Dowd in some ways has the most complex role, and she is rivetingly real in every aspect. Plimpton at first seems to be playing a variant on her uptight matriarch on HBO Max’s GENERATION, but as Gail opens up, she too becomes so vulnerable and raw that we believe everything she says and does.

Isaacs’s Jay comes across as a good man who is trying, with increasing difficulty, to remain in territory that is familiar to him. Isaacs conveys a potent combination of stubbornness, confusion and anguish.

Birney’s Richard is the one main character whose feelings never overwhelm his pragmatism. Birney gives a very nuanced performance as a man who, as much or more than coming to terms with his grief, is reckoning with the limitations of his own nature.

Wool, in a smaller role, is endearing as the eager-to-please functionary.

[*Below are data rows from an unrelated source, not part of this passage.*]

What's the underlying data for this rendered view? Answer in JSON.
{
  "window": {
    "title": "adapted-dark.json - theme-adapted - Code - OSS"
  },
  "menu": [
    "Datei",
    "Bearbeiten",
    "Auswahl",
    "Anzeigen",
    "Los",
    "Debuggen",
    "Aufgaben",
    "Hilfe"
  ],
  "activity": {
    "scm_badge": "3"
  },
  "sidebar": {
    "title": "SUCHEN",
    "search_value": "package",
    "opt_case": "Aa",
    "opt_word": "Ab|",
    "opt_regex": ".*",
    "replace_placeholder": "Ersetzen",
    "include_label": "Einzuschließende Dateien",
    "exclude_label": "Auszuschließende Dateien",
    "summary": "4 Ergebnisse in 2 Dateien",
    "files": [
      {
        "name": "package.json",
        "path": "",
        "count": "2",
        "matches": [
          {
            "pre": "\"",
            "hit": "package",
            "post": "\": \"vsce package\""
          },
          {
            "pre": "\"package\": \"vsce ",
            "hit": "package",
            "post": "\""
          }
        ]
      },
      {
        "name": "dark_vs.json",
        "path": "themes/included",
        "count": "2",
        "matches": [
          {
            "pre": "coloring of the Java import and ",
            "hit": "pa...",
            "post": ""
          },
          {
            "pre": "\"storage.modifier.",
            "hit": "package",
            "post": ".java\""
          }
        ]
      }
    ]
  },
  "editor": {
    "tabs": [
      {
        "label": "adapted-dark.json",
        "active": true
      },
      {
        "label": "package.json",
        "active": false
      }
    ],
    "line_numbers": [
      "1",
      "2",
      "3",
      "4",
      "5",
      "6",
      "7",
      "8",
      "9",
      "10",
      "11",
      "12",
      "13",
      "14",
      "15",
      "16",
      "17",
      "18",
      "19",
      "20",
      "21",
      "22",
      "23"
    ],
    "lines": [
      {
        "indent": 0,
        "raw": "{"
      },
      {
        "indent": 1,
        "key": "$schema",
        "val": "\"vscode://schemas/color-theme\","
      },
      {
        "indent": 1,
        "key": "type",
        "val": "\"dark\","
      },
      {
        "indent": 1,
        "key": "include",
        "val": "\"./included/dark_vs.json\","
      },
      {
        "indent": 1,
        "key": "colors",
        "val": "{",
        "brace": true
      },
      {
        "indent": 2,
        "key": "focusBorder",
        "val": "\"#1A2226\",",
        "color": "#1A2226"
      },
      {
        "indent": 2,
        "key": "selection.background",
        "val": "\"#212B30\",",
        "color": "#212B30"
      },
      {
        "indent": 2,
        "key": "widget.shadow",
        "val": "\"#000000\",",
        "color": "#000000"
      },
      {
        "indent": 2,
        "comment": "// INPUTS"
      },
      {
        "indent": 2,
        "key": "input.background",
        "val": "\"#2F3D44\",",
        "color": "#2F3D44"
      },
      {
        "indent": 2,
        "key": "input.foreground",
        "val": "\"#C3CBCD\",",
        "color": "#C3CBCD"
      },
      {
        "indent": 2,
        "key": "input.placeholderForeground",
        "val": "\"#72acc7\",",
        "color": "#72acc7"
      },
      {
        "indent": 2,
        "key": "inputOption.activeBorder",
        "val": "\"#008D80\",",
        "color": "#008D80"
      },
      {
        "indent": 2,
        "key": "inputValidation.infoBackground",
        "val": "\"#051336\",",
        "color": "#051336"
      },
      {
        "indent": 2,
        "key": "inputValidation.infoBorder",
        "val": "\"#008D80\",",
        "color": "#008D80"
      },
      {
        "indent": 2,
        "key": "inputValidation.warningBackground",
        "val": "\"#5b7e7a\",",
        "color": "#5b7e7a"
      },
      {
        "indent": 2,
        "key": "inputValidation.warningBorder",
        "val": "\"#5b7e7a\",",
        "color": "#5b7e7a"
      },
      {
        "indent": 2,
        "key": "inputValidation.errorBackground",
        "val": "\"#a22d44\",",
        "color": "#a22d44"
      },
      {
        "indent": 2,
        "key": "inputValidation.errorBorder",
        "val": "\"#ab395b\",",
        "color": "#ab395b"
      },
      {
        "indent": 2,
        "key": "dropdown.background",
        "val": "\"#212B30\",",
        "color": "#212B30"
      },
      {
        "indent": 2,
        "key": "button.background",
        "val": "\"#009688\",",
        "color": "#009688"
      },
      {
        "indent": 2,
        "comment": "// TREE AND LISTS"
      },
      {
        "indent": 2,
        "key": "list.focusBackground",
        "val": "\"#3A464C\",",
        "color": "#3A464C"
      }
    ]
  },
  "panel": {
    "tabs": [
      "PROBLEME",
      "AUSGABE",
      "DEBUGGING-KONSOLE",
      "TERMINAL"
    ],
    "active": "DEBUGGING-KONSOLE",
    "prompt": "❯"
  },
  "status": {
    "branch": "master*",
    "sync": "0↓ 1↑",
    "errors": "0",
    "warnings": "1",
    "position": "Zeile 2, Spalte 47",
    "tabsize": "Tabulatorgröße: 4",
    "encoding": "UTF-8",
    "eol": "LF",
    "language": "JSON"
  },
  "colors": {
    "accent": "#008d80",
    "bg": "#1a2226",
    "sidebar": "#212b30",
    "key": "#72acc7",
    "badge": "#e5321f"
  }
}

MASS could easily be done on stage, though Kranz’s screenplay is original. The reason it does and should exist as a film is that the closeups serve the actors and our understanding of their characters.

There are some peculiar editing choices here, with long shots of a field outside the church that don’t seem to serve much purpose (it’s not like the movie needs to cut away from the drama for time to pass). Otherwise, the production is handsome, and the spare music score exercises commendable restraint.

MASS is mainly a film of ideas and emotions. There is no onscreen blood, and the events it describes are not new. However, for those who are able to immerse themselves in it, it’s a harrowing experience.